传送门:【URAL】1057 Amount of Degrees
题目分析:将数转化成能达到的最大的01串,串上从右往左第i位为1表示该数包括B^i。
代码如下:
#include <cstdio>
#include <cstring>
#include <algorithm>
using namespace std ;
typedef long long LL ;
#define rep( i , a , b ) for ( int i = a ; i < b ; ++ i )
#define For( i , a , b ) for ( int i = a ; i <= b ; ++ i )
#define rev( i , a , b ) for ( int i = a ; i >= b ; -- i )

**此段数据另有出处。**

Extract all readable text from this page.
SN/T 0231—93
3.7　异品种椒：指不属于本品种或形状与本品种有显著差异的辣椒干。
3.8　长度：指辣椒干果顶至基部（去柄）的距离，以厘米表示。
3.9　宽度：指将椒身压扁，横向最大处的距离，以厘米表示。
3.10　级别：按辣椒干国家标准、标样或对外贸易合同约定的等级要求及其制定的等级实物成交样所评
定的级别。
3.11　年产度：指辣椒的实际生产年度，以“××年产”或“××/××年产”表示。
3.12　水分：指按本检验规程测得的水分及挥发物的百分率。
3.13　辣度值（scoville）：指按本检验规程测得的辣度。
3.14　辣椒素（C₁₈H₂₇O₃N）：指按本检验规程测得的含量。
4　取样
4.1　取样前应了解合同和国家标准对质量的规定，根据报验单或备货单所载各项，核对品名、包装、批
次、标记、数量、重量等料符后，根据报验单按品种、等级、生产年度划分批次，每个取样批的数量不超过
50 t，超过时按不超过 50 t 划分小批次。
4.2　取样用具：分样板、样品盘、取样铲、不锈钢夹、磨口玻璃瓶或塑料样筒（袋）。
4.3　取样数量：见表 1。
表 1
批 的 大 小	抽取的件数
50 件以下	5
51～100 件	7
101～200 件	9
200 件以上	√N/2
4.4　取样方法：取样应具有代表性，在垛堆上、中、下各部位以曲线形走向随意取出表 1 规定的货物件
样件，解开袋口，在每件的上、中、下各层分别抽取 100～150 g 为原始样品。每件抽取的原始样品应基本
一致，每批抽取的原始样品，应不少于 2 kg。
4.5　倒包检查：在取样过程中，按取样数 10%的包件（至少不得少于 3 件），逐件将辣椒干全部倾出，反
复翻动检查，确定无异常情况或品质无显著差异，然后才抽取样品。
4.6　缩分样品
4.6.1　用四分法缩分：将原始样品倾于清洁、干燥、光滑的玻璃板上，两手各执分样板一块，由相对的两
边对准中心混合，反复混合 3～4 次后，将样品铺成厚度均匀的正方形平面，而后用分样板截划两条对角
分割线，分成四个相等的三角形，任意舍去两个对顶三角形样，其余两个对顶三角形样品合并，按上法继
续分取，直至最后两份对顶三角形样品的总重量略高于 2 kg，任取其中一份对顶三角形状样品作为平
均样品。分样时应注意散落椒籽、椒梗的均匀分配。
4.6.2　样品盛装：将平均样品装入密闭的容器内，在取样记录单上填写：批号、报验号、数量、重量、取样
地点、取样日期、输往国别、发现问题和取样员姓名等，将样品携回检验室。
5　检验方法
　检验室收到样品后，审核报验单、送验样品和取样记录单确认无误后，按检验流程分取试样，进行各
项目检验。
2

#define clr( a , x ) memset ( a , x , sizeof a )
int X , Y , K , B ;
int dp[35][25] ;
bool vis[35][25] ;
int digit[35] ;
int pow[35] ;
int dfs ( int cur , int limit , int used ) {
if ( cur == 0 ) return !used ;
if ( vis[cur][used] && !limit ) return dp[cur][used] ;
vis[cur][used] = 1 ;
int ans = 0 , d = limit ? digit[cur] : 1 ;
For ( i , 0 , d ) if ( used - i >= 0 ) ans += dfs ( cur - 1 , limit && i == digit[cur] , used - i ) ;
if ( !limit ) dp[cur][used] = ans ;
return ans ;
}
int solve ( LL n ) {
int i = 0 ;
pow[1] = 1 ;
for ( i = 1 ; ( LL ) pow[i] * B <= n ; ++ i ) pow[i + 1] = pow[i] * B ;
int n1 = i , tmp = pow[n1] ;
digit[n1] = 1 ;
for ( -- i ; i ; -- i ) {
if ( ( LL ) tmp + pow[i] <= n ) digit[i] = 1 , tmp += pow[i] ;
else digit[i] = 0 ;
}
clr ( vis , 0 ) ;
return dfs ( n1 , 1 , K ) ;
}
int main () {
while ( ~scanf ( "%d%d%d%d" , &X , &Y , &K , &B ) ) printf ( "%d\n" , solve ( Y ) - solve ( X - 1 ) ) ;
return 0 ;
}